La literatura clásica exploró la propensión al descalabro de los poderosos por creerse infalibles, por fallos estrepitosos, por desconexión con el mundo y por megalomanía. Según los antiguos, son precisamente los triunfadores quienes corren más riesgo de perderse, prisioneros de la envidia y la soberbia. En el éxito —creían— anida el germen del orgullo desmedido que conduce primero a la embriaguez de poder, luego a la ceguera y, por fin, a la caída. Una palabra griega describía ese proceso: hybris. Cuando individuos en la cumbre humillan y maltratan por prepotencia a un prójimo al que consideran inferior, los dioses se vengan derribándolos. Así explicaban el ocaso de grandes líderes y el naufragio de los imperios. El historiador griego Heródoto enfocaba la historia como una tragedia que reproducía esa lógica, un drama cuyo argumento era el apogeo y decadencia. Según su visión del mundo, la violencia desencadenada por las potencias arrogantes acaba arruinándolas y creando un nuevo orden, a su vez frágil y de nuevo en peligro.
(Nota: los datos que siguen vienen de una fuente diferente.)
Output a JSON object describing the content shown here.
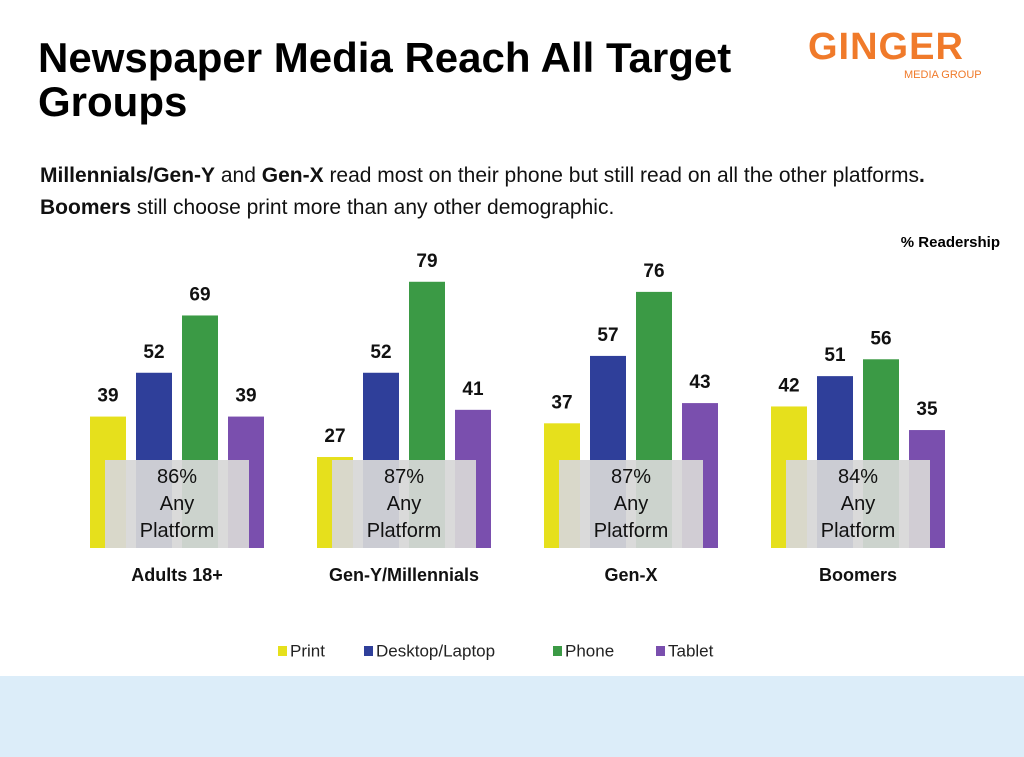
{
  "logo": {
    "name": "GINGER",
    "tagline": "MEDIA GROUP"
  },
  "chart_data": {
    "type": "bar",
    "title": "Newspaper Media Reach All Target Groups",
    "subtitle": [
      {
        "text": "Millennials/Gen-Y",
        "bold": true
      },
      {
        "text": " and "
      },
      {
        "text": "Gen-X",
        "bold": true
      },
      {
        "text": " read most on their phone but still read on all the other platforms"
      },
      {
        "text": ". Boomers",
        "bold": true
      },
      {
        "text": " still choose print more than any other demographic."
      }
    ],
    "unit_label": "% Readership",
    "categories": [
      "Adults 18+",
      "Gen-Y/Millennials",
      "Gen-X",
      "Boomers"
    ],
    "series": [
      {
        "name": "Print",
        "color": "#e6e01c",
        "values": [
          39,
          27,
          37,
          42
        ]
      },
      {
        "name": "Desktop/Laptop",
        "color": "#2f3f9a",
        "values": [
          52,
          52,
          57,
          51
        ]
      },
      {
        "name": "Phone",
        "color": "#3b9a45",
        "values": [
          69,
          79,
          76,
          56
        ]
      },
      {
        "name": "Tablet",
        "color": "#7a4fae",
        "values": [
          39,
          41,
          43,
          35
        ]
      }
    ],
    "any_platform": {
      "label": "Any Platform",
      "values": [
        86,
        87,
        87,
        84
      ],
      "value_labels": [
        "86%",
        "87%",
        "87%",
        "84%"
      ]
    }
  }
}
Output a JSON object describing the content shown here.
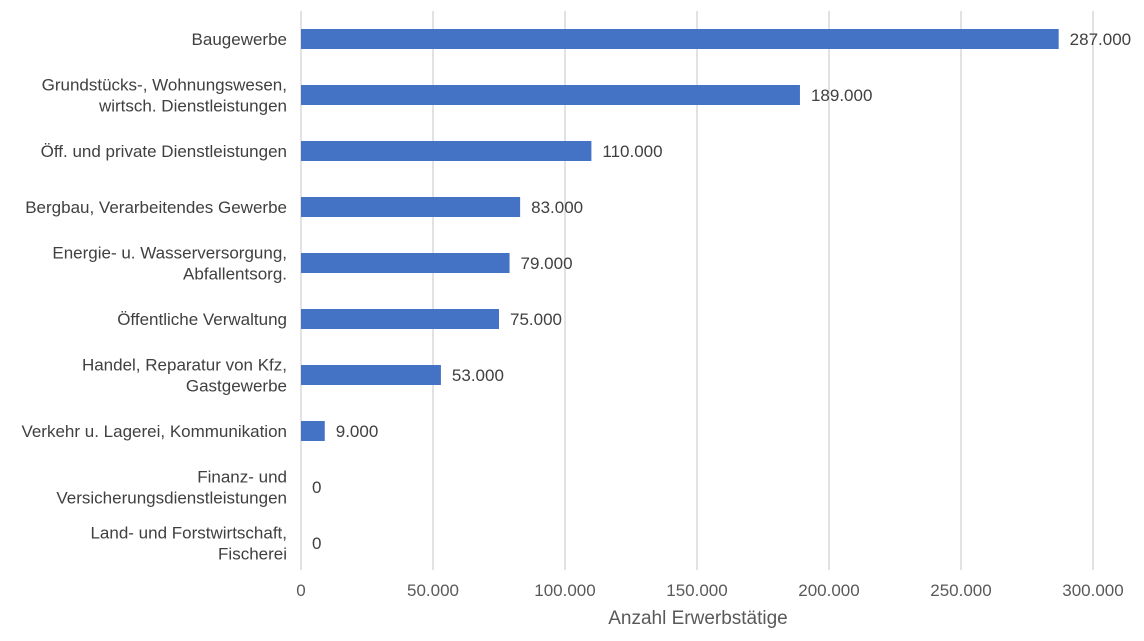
{
  "chart_data": {
    "type": "bar",
    "orientation": "horizontal",
    "categories": [
      [
        "Baugewerbe"
      ],
      [
        "Grundstücks-, Wohnungswesen,",
        "wirtsch. Dienstleistungen"
      ],
      [
        "Öff. und private Dienstleistungen"
      ],
      [
        "Bergbau, Verarbeitendes Gewerbe"
      ],
      [
        "Energie- u. Wasserversorgung,",
        "Abfallentsorg."
      ],
      [
        "Öffentliche Verwaltung"
      ],
      [
        "Handel, Reparatur von Kfz,",
        "Gastgewerbe"
      ],
      [
        "Verkehr u. Lagerei, Kommunikation"
      ],
      [
        "Finanz- und",
        "Versicherungsdienstleistungen"
      ],
      [
        "Land- und Forstwirtschaft,",
        "Fischerei"
      ]
    ],
    "values": [
      287000,
      189000,
      110000,
      83000,
      79000,
      75000,
      53000,
      9000,
      0,
      0
    ],
    "value_labels": [
      "287.000",
      "189.000",
      "110.000",
      "83.000",
      "79.000",
      "75.000",
      "53.000",
      "9.000",
      "0",
      "0"
    ],
    "xlabel": "Anzahl Erwerbstätige",
    "ylabel": "",
    "xlim": [
      0,
      300000
    ],
    "xticks": [
      0,
      50000,
      100000,
      150000,
      200000,
      250000,
      300000
    ],
    "xtick_labels": [
      "0",
      "50.000",
      "100.000",
      "150.000",
      "200.000",
      "250.000",
      "300.000"
    ],
    "grid": true,
    "legend": "none",
    "bar_color": "#4472c4"
  }
}
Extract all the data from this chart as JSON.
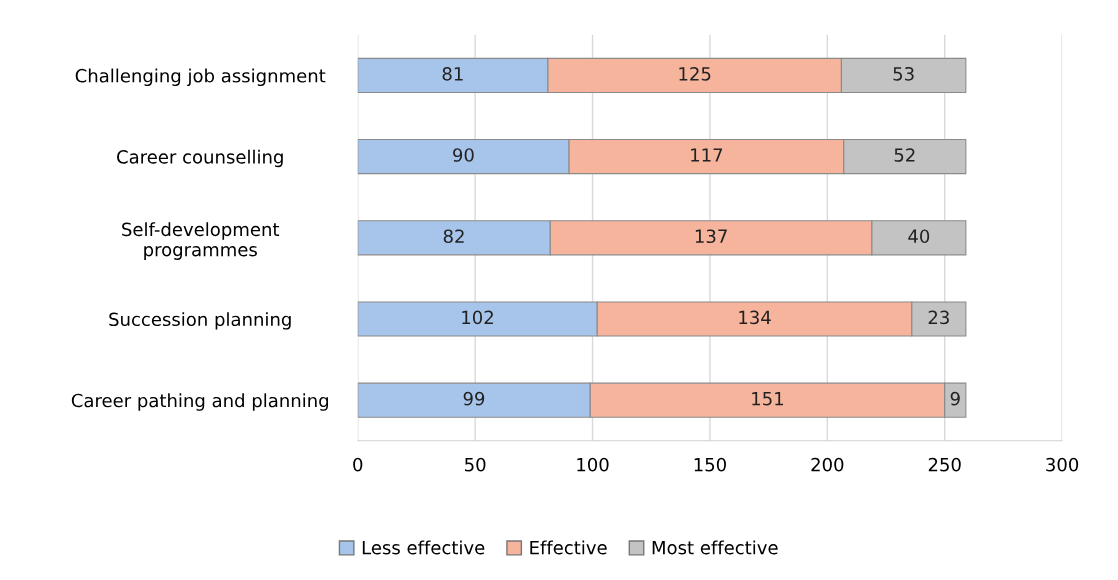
{
  "chart_data": {
    "type": "bar",
    "orientation": "horizontal",
    "stacked": true,
    "categories": [
      "Challenging job assignment",
      "Career counselling",
      "Self-development\nprogrammes",
      "Succession planning",
      "Career pathing and planning"
    ],
    "series": [
      {
        "name": "Less effective",
        "color": "#a7c5ea",
        "values": [
          81,
          90,
          82,
          102,
          99
        ]
      },
      {
        "name": "Effective",
        "color": "#f5b49b",
        "values": [
          125,
          117,
          137,
          134,
          151
        ]
      },
      {
        "name": "Most effective",
        "color": "#c3c3c3",
        "values": [
          53,
          52,
          40,
          23,
          9
        ]
      }
    ],
    "xlim": [
      0,
      300
    ],
    "xticks": [
      0,
      50,
      100,
      150,
      200,
      250,
      300
    ],
    "grid": "x",
    "legend": "bottom",
    "data_labels": true
  }
}
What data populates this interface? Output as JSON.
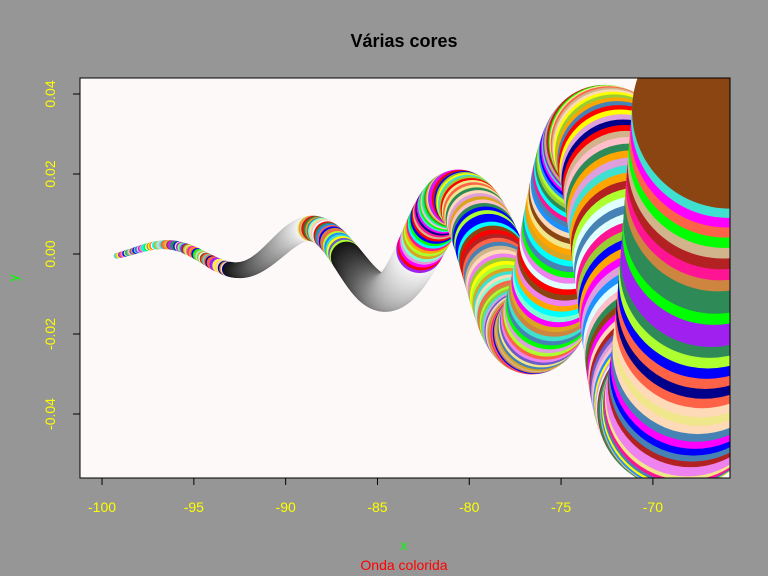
{
  "chart_data": {
    "type": "scatter",
    "title": "Várias cores",
    "subtitle": "Onda colorida",
    "xlabel": "x",
    "ylabel": "y",
    "xlim": [
      -101.2,
      -65.8
    ],
    "ylim": [
      -0.056,
      0.044
    ],
    "x_ticks": [
      -100,
      -95,
      -90,
      -85,
      -80,
      -75,
      -70
    ],
    "y_ticks": [
      -0.04,
      -0.02,
      0.0,
      0.02,
      0.04
    ],
    "x_tick_labels": [
      "-100",
      "-95",
      "-90",
      "-85",
      "-80",
      "-75",
      "-70"
    ],
    "y_tick_labels": [
      "-0.04",
      "-0.02",
      "0.00",
      "0.02",
      "0.04"
    ],
    "series": [
      {
        "x_start": -99.2,
        "x_end": -65.8,
        "wave_amplitude_start": 0.0015,
        "wave_amplitude_end": 0.05,
        "wave_period": 8.0,
        "circle_radius_start": 0.2,
        "circle_radius_end": 8.0,
        "point_count": 420,
        "colored_stripes": true,
        "gray_segments": [
          [
            -93.0,
            -88.7
          ],
          [
            -86.7,
            -82.7
          ]
        ]
      }
    ],
    "colors": {
      "background": "#969696",
      "plot_background": "#fdf9f8",
      "tick_label": "#ffff00",
      "xlabel": "#00ff00",
      "ylabel": "#00ff00",
      "subtitle": "#ff0000",
      "title": "#000000",
      "axis": "#000000",
      "palette": [
        "#ff0000",
        "#00ff00",
        "#0000ff",
        "#ffff00",
        "#ff00ff",
        "#00ffff",
        "#ffa500",
        "#a020f0",
        "#ffc0cb",
        "#8b4513",
        "#2e8b57",
        "#4682b4",
        "#9acd32",
        "#ff6347",
        "#40e0d0",
        "#ee82ee",
        "#d2b48c",
        "#1e90ff",
        "#b22222",
        "#daa520",
        "#7fffd4",
        "#dda0dd",
        "#f0e68c",
        "#6a5acd",
        "#ff1493",
        "#00008b",
        "#adff2f",
        "#ffdab9",
        "#e0ffff",
        "#cd853f"
      ]
    }
  }
}
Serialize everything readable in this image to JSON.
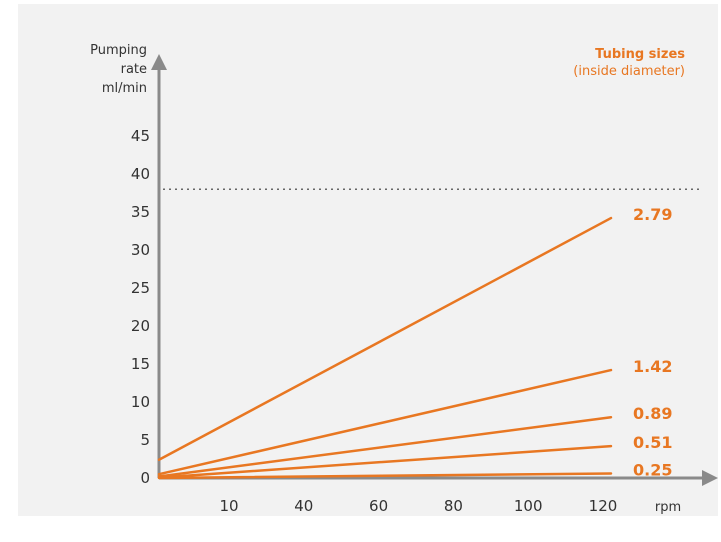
{
  "chart_data": {
    "type": "line",
    "title": "",
    "ylabel_lines": [
      "Pumping",
      "rate",
      "ml/min"
    ],
    "xlabel": "rpm",
    "legend": {
      "title": "Tubing sizes",
      "subtitle": "(inside diameter)",
      "position": "top-right"
    },
    "x_tick_labels": [
      "10",
      "40",
      "60",
      "80",
      "100",
      "120"
    ],
    "y_ticks": [
      0,
      5,
      10,
      15,
      20,
      25,
      30,
      35,
      40,
      45
    ],
    "ylim": [
      0,
      50
    ],
    "reference_line": {
      "y": 38,
      "style": "dotted"
    },
    "grid": false,
    "series": [
      {
        "name": "2.79",
        "start": 2.4,
        "end": 34.2
      },
      {
        "name": "1.42",
        "start": 0.5,
        "end": 14.2
      },
      {
        "name": "0.89",
        "start": 0.2,
        "end": 8.0
      },
      {
        "name": "0.51",
        "start": 0.05,
        "end": 4.2
      },
      {
        "name": "0.25",
        "start": 0.0,
        "end": 0.6
      }
    ],
    "colors": {
      "axis": "#8a8a8a",
      "series": "#e87722",
      "text": "#333333",
      "reference": "#666666"
    }
  }
}
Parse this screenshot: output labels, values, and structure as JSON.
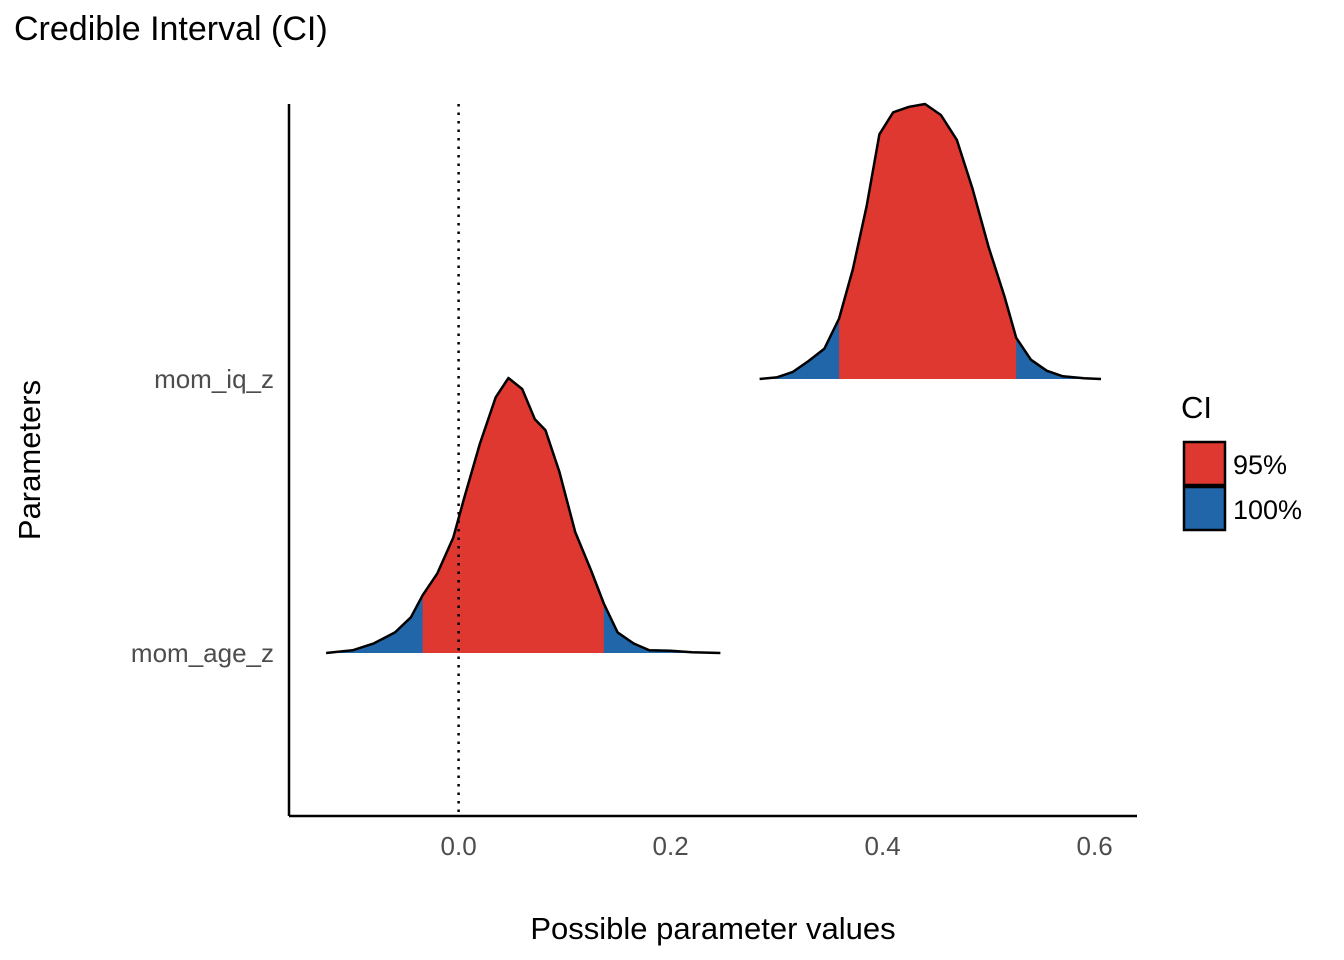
{
  "chart_data": {
    "type": "area",
    "subtype": "ridgeline-density",
    "title": "Credible Interval (CI)",
    "xlabel": "Possible parameter values",
    "ylabel": "Parameters",
    "xlim": [
      -0.16,
      0.64
    ],
    "x_ticks": [
      0.0,
      0.2,
      0.4,
      0.6
    ],
    "x_tick_labels": [
      "0.0",
      "0.2",
      "0.4",
      "0.6"
    ],
    "reference_line": {
      "x": 0.0,
      "style": "dotted"
    },
    "legend": {
      "title": "CI",
      "position": "right",
      "items": [
        {
          "label": "95%",
          "color": "#de3830"
        },
        {
          "label": "100%",
          "color": "#2066a8"
        }
      ]
    },
    "grid": false,
    "series": [
      {
        "name": "mom_age_z",
        "ci95": [
          -0.034,
          0.137
        ],
        "range": [
          -0.125,
          0.247
        ],
        "density_x": [
          -0.125,
          -0.1,
          -0.08,
          -0.06,
          -0.045,
          -0.034,
          -0.02,
          -0.005,
          0.005,
          0.02,
          0.035,
          0.047,
          0.06,
          0.072,
          0.082,
          0.095,
          0.11,
          0.125,
          0.137,
          0.15,
          0.165,
          0.18,
          0.2,
          0.22,
          0.247
        ],
        "density_y": [
          0.0,
          0.01,
          0.035,
          0.075,
          0.13,
          0.21,
          0.29,
          0.42,
          0.56,
          0.76,
          0.93,
          1.0,
          0.96,
          0.85,
          0.81,
          0.66,
          0.44,
          0.3,
          0.18,
          0.075,
          0.035,
          0.01,
          0.008,
          0.003,
          0.0
        ]
      },
      {
        "name": "mom_iq_z",
        "ci95": [
          0.359,
          0.526
        ],
        "range": [
          0.284,
          0.606
        ],
        "density_x": [
          0.284,
          0.3,
          0.315,
          0.33,
          0.345,
          0.359,
          0.372,
          0.385,
          0.397,
          0.41,
          0.425,
          0.44,
          0.455,
          0.47,
          0.485,
          0.5,
          0.515,
          0.526,
          0.54,
          0.555,
          0.57,
          0.59,
          0.606
        ],
        "density_y": [
          0.0,
          0.006,
          0.025,
          0.065,
          0.11,
          0.22,
          0.4,
          0.63,
          0.89,
          0.97,
          0.99,
          1.0,
          0.96,
          0.87,
          0.69,
          0.48,
          0.3,
          0.15,
          0.07,
          0.03,
          0.01,
          0.003,
          0.0
        ]
      }
    ]
  }
}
En Los orígenes del totalitarismo, Hannah Arendt diagnosticó: “En la era del imperialismo, los hombres de negocios se convirtieron en políticos y fueron aclamados como hombres de Estado, mientras que a los hombres de Estado sólo se les tomaba en serio si hablaban el lenguaje de los empresarios con éxito (…) La preocupación primaria de ganar dinero había desarrollado una serie de normas de conducta expresadas en diversos proverbios: ‘El poderoso tiene razón’ o ‘Lo justo es lo útil’, que proceden de la experiencia de una sociedad de competidores”.